Birds enter structures such as retail stores, warehouses, manufacturing facilities, and other high ceiling environments via shopping cart doors, loading docks, human entrances, and other openings in the structures. Birds typically enter commercial structures in hot, cold, or rainy weather to optimize their comfort and often teach other birds methods of ingress in the buildings. Seasonal migration can compound the problem.
Birds carry many diseases and pose direct health risks to employees and customers when they enter build structures, and present a risk of contamination to food in such environments. Techniques such as flushing, mist netting and harvesting are used in many commercial environments to remove wild birds from the interior of the structures and release them outside of the structure. Flushing can be accomplished by employees at the structure, but is relatively ineffective—particularly when a bird has been within the structure for more than forty-eight (48) hours. Mist netting and harvesting are techniques which must be performed by professional pest-control technicians, and can cost between $450 to $8000 for each service and depending upon the number of birds removed. In addition to the out-of-pocket costs for pest-control technicians to remove birds from buildings, in the case of a retail store, the store has to be shut down while pest-control technicians are working. In the case of a 24-hour retail business, a loss of sales and productivity occurs. Such store closings in the aggregate may mean a loss of millions or tens of millions of dollars per year even if the store closings occur late at night or in early morning hours (e.g., midnight to 6 a.m.).
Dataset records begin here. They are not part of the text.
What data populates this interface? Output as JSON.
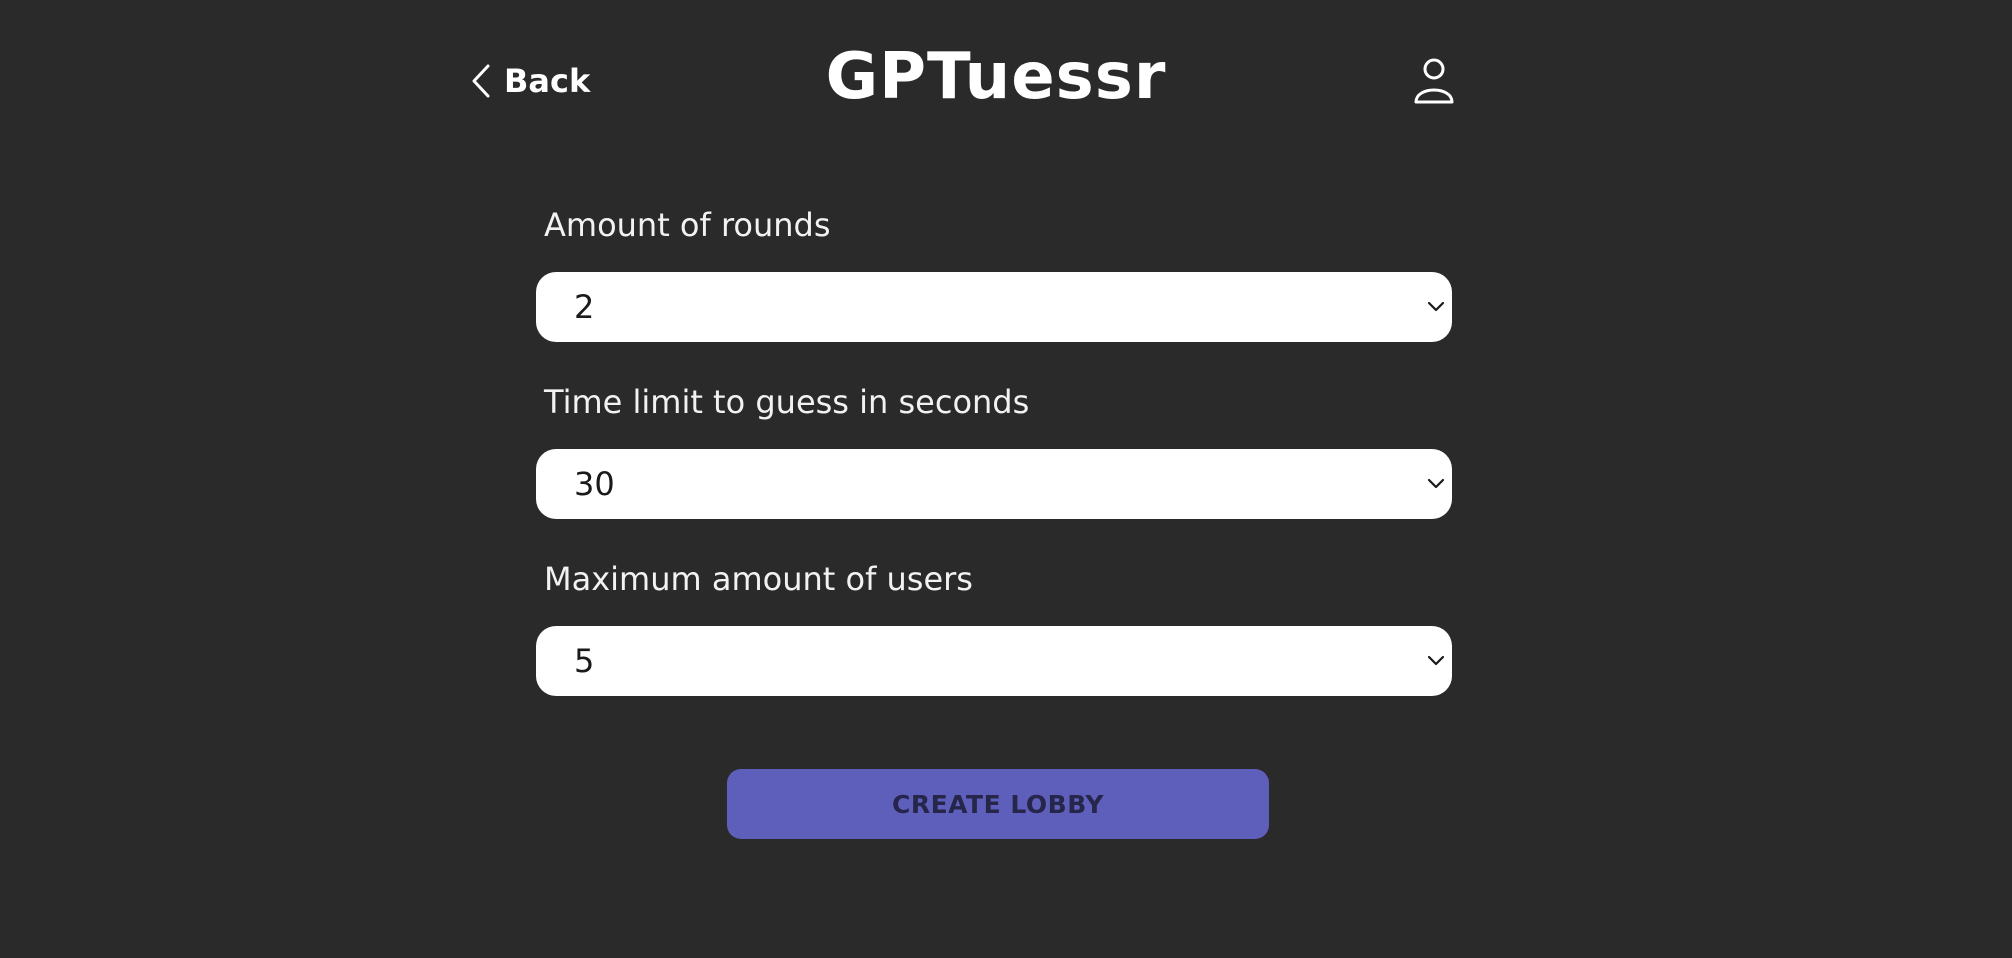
{
  "header": {
    "back_label": "Back",
    "back_icon": "chevron-left-icon",
    "title": "GPTuessr",
    "profile_icon": "user-icon"
  },
  "form": {
    "rounds": {
      "label": "Amount of rounds",
      "value": "2"
    },
    "time_limit": {
      "label": "Time limit to guess in seconds",
      "value": "30"
    },
    "max_users": {
      "label": "Maximum amount of users",
      "value": "5"
    }
  },
  "actions": {
    "create_label": "CREATE LOBBY"
  },
  "colors": {
    "background": "#2a2a2a",
    "accent": "#5e5fba",
    "field_bg": "#ffffff",
    "text": "#ffffff"
  }
}
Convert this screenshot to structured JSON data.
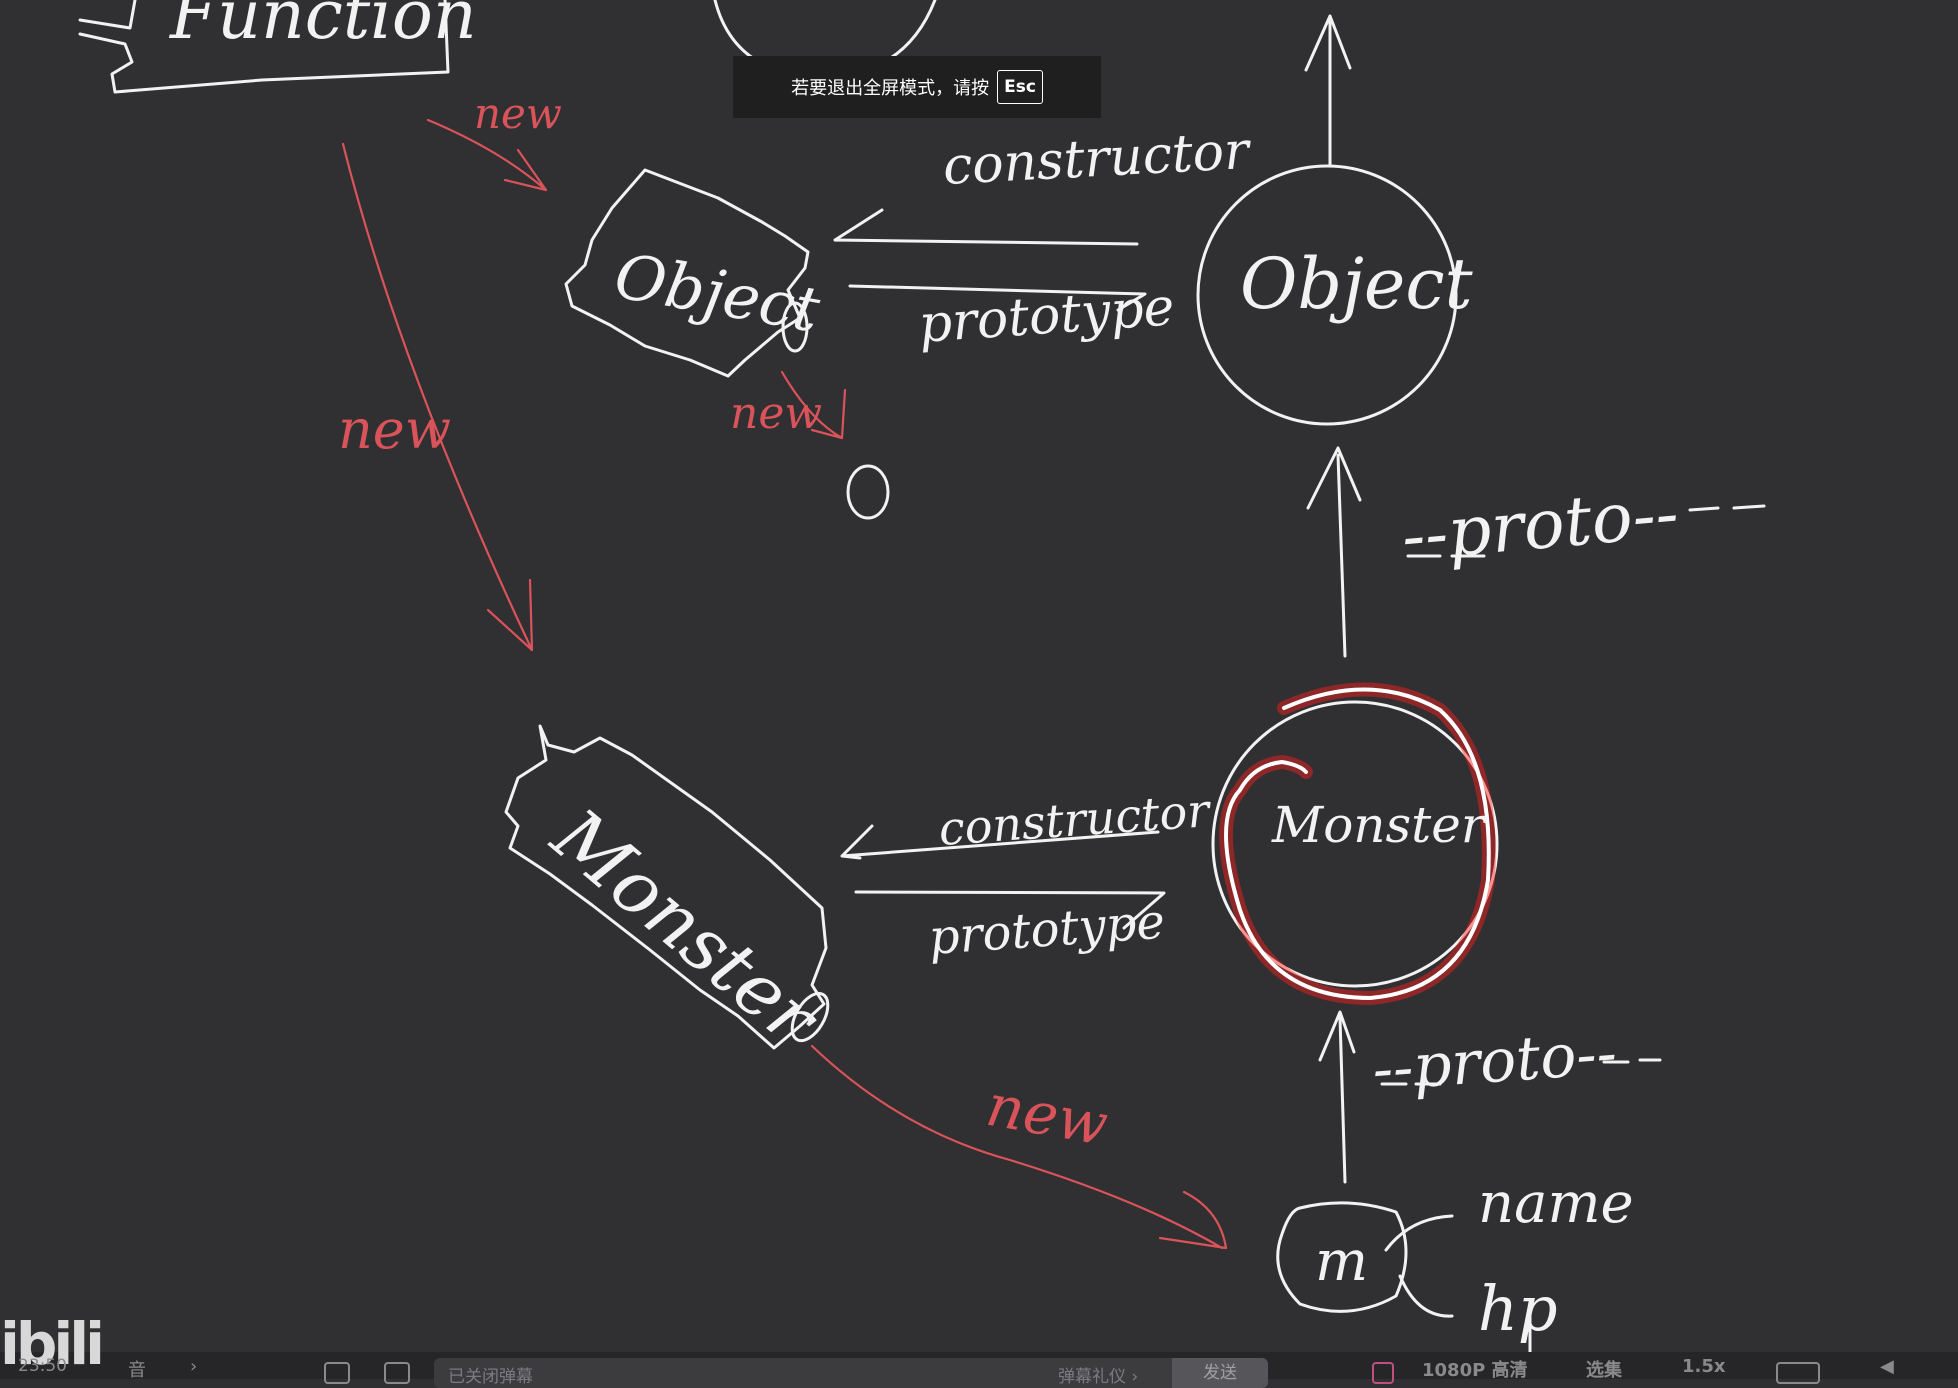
{
  "toast": {
    "message": "若要退出全屏模式，请按",
    "key": "Esc"
  },
  "board": {
    "labels": {
      "function_text": "Function",
      "new_1": "new",
      "new_2": "new",
      "new_3": "new",
      "new_4": "new",
      "object_fn": "Object",
      "object_proto": "Object",
      "constructor_top": "constructor",
      "prototype_top": "prototype",
      "zero": "0",
      "proto_top": "--proto--",
      "monster_fn": "Monster",
      "monster_proto": "Monster",
      "constructor_bottom": "constructor",
      "prototype_bottom": "prototype",
      "proto_bottom": "--proto--",
      "m": "m",
      "name": "name",
      "hp": "hp"
    },
    "colors": {
      "chalk": "#f2f2f2",
      "red_chalk": "#d9545a",
      "highlight": "#ff1010"
    }
  },
  "bottom_bar": {
    "logo": "ibili",
    "time": "23:50",
    "item_2": "音",
    "danmaku_placeholder": "已关闭弹幕",
    "danmaku_settings": "弹幕礼仪 ›",
    "send": "发送",
    "quality": "1080P 高清",
    "episodes": "选集",
    "speed": "1.5x"
  }
}
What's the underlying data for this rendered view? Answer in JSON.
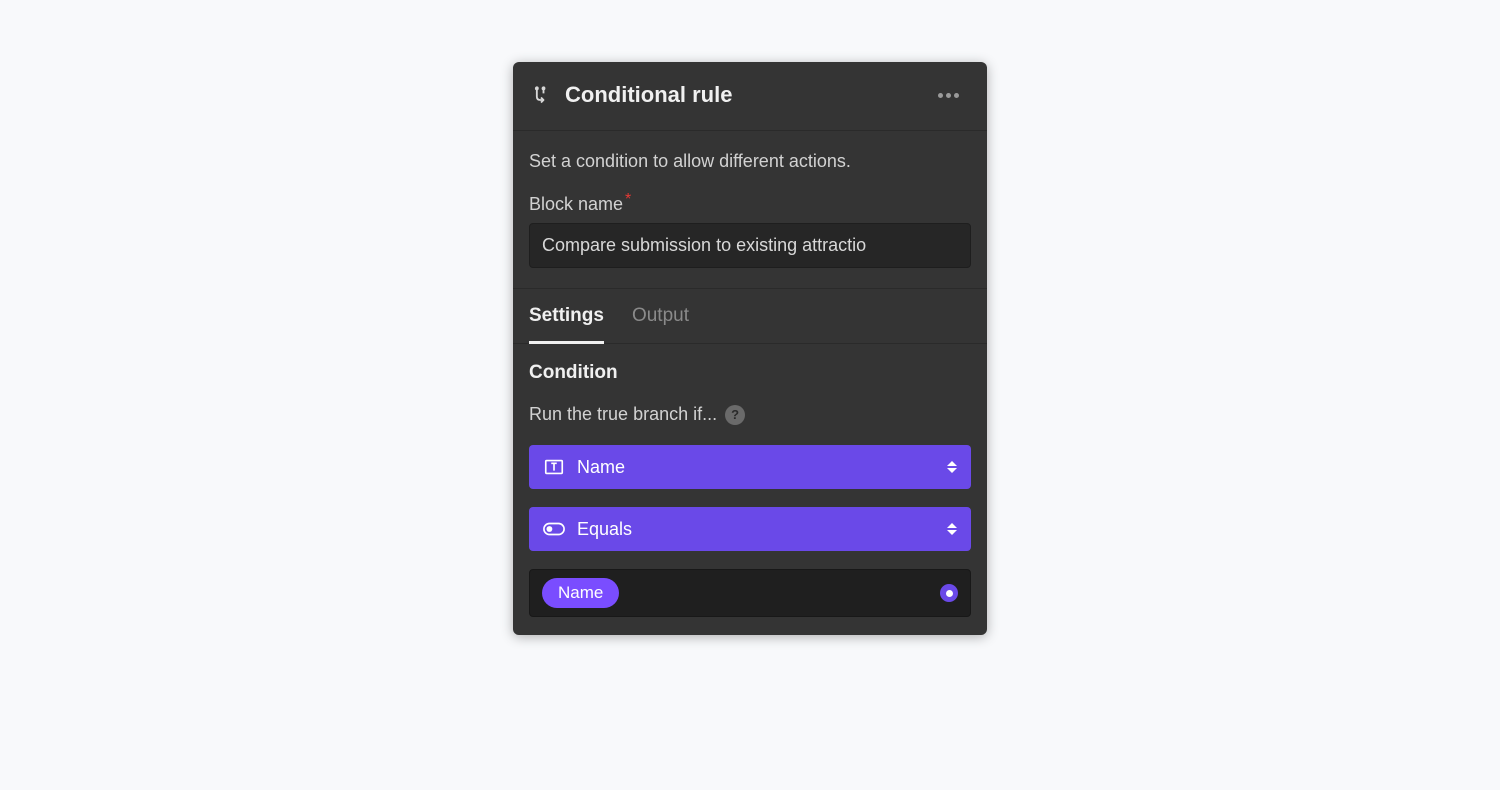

A number of devices have been developed for trapping, capturing and/or isolating birds utilizing various methods of attractants, such as food and/or water. Food is typically not an ideal attractant in retail stores and other similar environments due to the ample supplies of easily accessible open food sources within such environments. Water, on the other hand, is typically in greater demand in such environments. Thus, open sources of water can be a very strong attractant in such environments. Nevertheless, devices of the prior art are not very successful in utilizing a water supply to attract birds for capture, particularly in large building structures in which birds may typically not recognize the fact that a source of water is located within the device unless the birds come in extremely close proximity to or even are captured within the device. For example, US Patent Application Pubs. 2006/0156616 and 2006/0156995 of William P. Ried, incorporated herein by reference in their entireties, both disclose devices for capturing birds within a holding pen. The device includes a waterer assembly in the holding pen in which water is heated to prevent it from freezing and held in an enclosed storage area. The assembly includes a plurality of drip tubes that extend into the storage area to provide water to birds within the storage area. The diameters of the drip tubes are sized such that water is drawn into the drip tubes through capillary action. Thus, unless a bird is in extremely close proximity to the waterer of Ried, such that the bird can see the water forming on the end of the drip tubes, the bird has no way to recognize that it can find water within the device of Ried. Therefore, it would be beneficial to provide a device and/or methods of capturing birds in which birds can easily recognize and be attracted toward a source of water from a distance.
A number of prior art devices such as bird baths, feeders and livestock watering troughs utilize the sonic and/or dynamic characteristics of water to either attract birds to those devices and entice them to eat or drink from the devices. Examples of such devices are shown in U.S. Pat. No. 4,149,490 to English, and U.S. Patent Application Pubs. 2005/0217605 of Reusch et al. and 2008/021072 of Walkas, the entire disclosures of which are incorporated herein by reference. Nevertheless, none of these devices provide any mechanism for capturing birds, nor a mechanism to utilize the water attractant to lure the birds into a holding area. Therefore, it would be beneficial to provide a device and/or methods that captures birds and that utilizes the sonic and/or dynamic characteristics of water to lure birds into a holding area.